I had some very specific reasons for deciding to learn R for data analysis. One of my original reasons was to be able to work directly with APIs, and while that reason is valid, in hindsight, I have uncovered a number of other reasons to learn R. I wanted to write about my 6 best reasons for learning R. I’m not writing this post to pontificate on the differences between R and Python. I think both languages have distinct advantages. As R was written with statistical analysis and data visualization in mind, it was the language I (an analyst) decided to learn first. Also, please keep in mind that these are reasons surrounding how to best manipulate, analyze and learn from data, not to simply “get a job.” So, here they are:
1. Reproducible Analysis
Download a set of data from a data source, open file in excel, manipulate data in Excel…etc. This was the normal flow of analysis I had when I used Excel for my main analysis tool. R simplifies or simply removes most of this workflow. R analyses can be written, saved and re-run in the future. A single well written script can handle the tasks of pulling data from a local file source or an API, munging the data, producing an analysis, displaying a visualization and exporting a file. A well written script can also be passed from one analyst to another with little accompanying assistance. Packages such as Rmarkdown can also aid in the process of creating reproducible reports by allowing users to create documents such as html files for the presentation of their analysis.
2. R doesn’t have the 1M row limit Excel has
When I began my career as an analyst, Excel 2003 was the spreadsheet tool of choice for data analysis. Back then, Excel had a row limit of 65K rows. Excel 2007 extended the row limit to 1M rows, however, this limit is still a bit modest for many analysts. With R, row limits are based only on the limitation of the data you have and the hardware you use. The largest dataset I have loaded into memory and manipulated was around 43M rows (Windows 10 desktop, i5 processor, 8GB of ram), however, I am sure I could load much larger datasets. Keep in mind, as the dataset grows so does the load on your resources. With this in mind, certain packages in R help deal with large datasets whether locally or via cloud computing (data.table, bigmemory, sparklyr, etc.).
3. Large Community of Users
- There is an estimated 2 million users of R around the world
- CRAN or the Comprehensive R Archive Network currently lists over 10K packages for R
- stackoverflow.com lists over 180K questions currently tagged for R
As you can see, there are a number of quantitative measures proving the proliferation of R and a vast amount of support.
4. R is a language written specifically for statistical analysis and data visualization.
The R language is widely used among statisticians and data miners for developing statistical software as well as creating data visualizations.

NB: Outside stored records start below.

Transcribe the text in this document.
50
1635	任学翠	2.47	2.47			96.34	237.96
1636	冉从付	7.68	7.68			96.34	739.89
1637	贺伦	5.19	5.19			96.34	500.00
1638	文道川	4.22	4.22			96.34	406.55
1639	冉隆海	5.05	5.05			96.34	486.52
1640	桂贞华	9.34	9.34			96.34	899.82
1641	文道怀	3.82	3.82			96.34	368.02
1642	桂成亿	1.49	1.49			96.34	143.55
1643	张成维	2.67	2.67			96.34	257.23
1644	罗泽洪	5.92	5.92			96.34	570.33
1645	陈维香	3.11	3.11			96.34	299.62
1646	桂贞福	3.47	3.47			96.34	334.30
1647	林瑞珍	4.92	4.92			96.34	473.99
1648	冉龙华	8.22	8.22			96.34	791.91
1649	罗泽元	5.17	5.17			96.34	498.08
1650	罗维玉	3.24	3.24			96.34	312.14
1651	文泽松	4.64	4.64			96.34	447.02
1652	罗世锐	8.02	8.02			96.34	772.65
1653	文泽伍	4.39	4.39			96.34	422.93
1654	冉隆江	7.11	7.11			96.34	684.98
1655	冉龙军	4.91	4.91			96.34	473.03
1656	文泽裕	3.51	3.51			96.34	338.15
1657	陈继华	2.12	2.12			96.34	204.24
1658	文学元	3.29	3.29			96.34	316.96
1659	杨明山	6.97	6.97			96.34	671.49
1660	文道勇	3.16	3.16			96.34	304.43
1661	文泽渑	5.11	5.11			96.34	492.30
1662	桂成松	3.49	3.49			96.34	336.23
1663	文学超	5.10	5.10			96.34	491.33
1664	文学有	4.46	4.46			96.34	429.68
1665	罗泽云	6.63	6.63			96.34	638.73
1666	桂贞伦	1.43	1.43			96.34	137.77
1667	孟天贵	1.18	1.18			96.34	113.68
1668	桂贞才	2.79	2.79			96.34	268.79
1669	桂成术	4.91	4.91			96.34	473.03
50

5. RStudio is an excellent IDE.
Many other programming languages have scores of Integrated Development Environments or IDEs (PyCharm for Python, Spyder for Python, Visual Studio for .NET, PHPStorm for PHP, etc.). Some languages have 10 or 20 IDEs. Making a choice among a number of IDEs can be problematic as some IDEs contain features that others do not. Some IDEs are not open source and require payment for maintenance. Much like R, RStudio was built with a focus on statistical computing. Instead of most IDEs, which are designed with general programming in mind, RStudio’s workflow is meant for the analyst or statistician. RStudio is one of the only IDEs for R therefore, there are loads of resources available on using RStudio. RStudio is also open source.
6. Because R was written specifically for statistical analysis, a number of machine learning and data science algorithms are also available for R.
This makes R a good springboard for analysts wanting to get started in machine learning and data science.
Bonus! – R is open source.
With some ingenuity and research, R can do many of the same things as Excel, SAS and Tableau or it can be a great compliment to these tools. Also, with R being open source, it is completely extensible, can be distributed and changed to suit a user’s needs.